В этой ситуации проявилась еще одна показательная черта характера Алексеева, усилившаяся с годами и не вполне понятная для многих. Вместо ожидаемых твердости и категоричности в отстаивании своих взглядов он проявлял порой неожиданную и пассивную уступчивость. Информируя о той или иной проблеме, отмечая возможные негативные последствия в случае неправильного или несвоевременного се решения, он не настаивал на очевидной правильности своего варианта. Понимая, в частности, что изменить стратегические планы Военного министерства и ГУГШ ему полностью не удастся, Алексеев готов был скорректировать собственные предложения в отношении развертывания сил против Австро-Венгрии. Когда же в конце концов и от них отказались, не пошел на конфликт с «вышестоящими» и примирился с произошедшим.

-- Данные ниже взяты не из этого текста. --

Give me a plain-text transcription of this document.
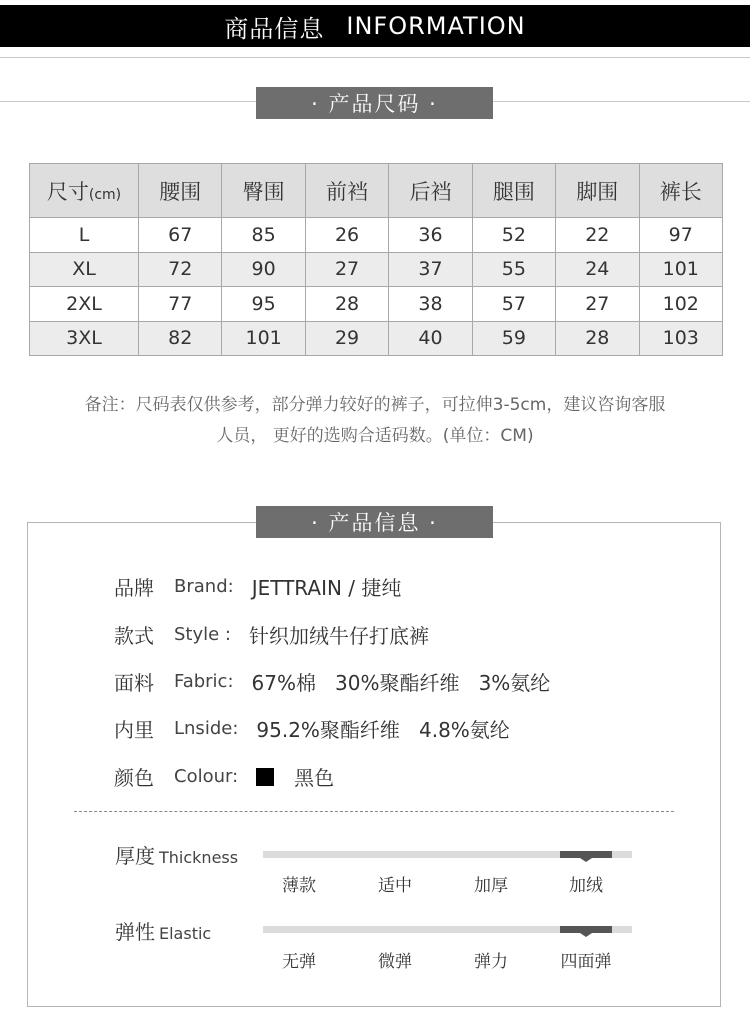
商品信息 INFORMATION
· 产品尺码 ·
尺寸(cm)	腰围	臀围	前裆	后裆	腿围	脚围	裤长
L	67	85	26	36	52	22	97
XL	72	90	27	37	55	24	101
2XL	77	95	28	38	57	27	102
3XL	82	101	29	40	59	28	103
备注：尺码表仅供参考，部分弹力较好的裤子，可拉伸3-5cm，建议咨询客服
人员， 更好的选购合适码数。(单位：CM)
· 产品信息 ·
品牌 Brand: JETTRAIN / 捷纯
款式 Style : 针织加绒牛仔打底裤
面料 Fabric: 67%棉   30%聚酯纤维   3%氨纶
内里 Lnside: 95.2%聚酯纤维   4.8%氨纶
颜色 Colour:	黑色
厚度 Thickness
薄款	适中	加厚	加绒
弹性 Elastic
无弹	微弹	弹力	四面弹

Психологически Михаилу Васильевичу было свойственно стремление избежать столкновения, тем более если возникала ситуация, в которой ему – по его должности и «бюрократическому весу» в системе военного управления – заведомо пришлось бы уступать вышестоящим министерским чиновникам. Красноречиво об этом свидетельствуют строки его переписки с сыном, поступившим осенью 1910 г. в Николаевское кавалерийское училище и вышедшим, после его окончания, в Лейб-Гвардии Уланский Его Величества полк: «В жизни тебе придется сталкиваться с очень тяжелыми по своему характеру и взглядам начальниками… Моя служба часто ставила меня лицом к лицу с такими начальниками; без служебной выдержки и спокойствия, не поступаясь своим достоинством, меня давно бы уже не было в армии… Немыслимо требовать, чтобы все начальники были всегда спокойны, справедливы, вежливы, идеальны. Тогда некому было бы служить. Если бы от неидеальных начальников все подчиненные уходили бы в отставку, отчислялись бы… то пришлось бы распустить армию… Мы служим во имя более высоких интересов. И во имя их нужно мириться и уметь тактично переживать и смягчать те неприятности и шероховатости, без которых немыслима, уверяю тебя, служба».

Явственны здесь и отличительное для христианской этики смирение, и терпимость к своим противникам, а правила поведения православного христианина Михаил Васильевич старался во всем соблюдать. Впоследствии эти качества ярко проявятся во время революционных событий февраля—марта 1917 г. И это несмотря на то, что в трусости Алексеева нельзя было упрекнуть.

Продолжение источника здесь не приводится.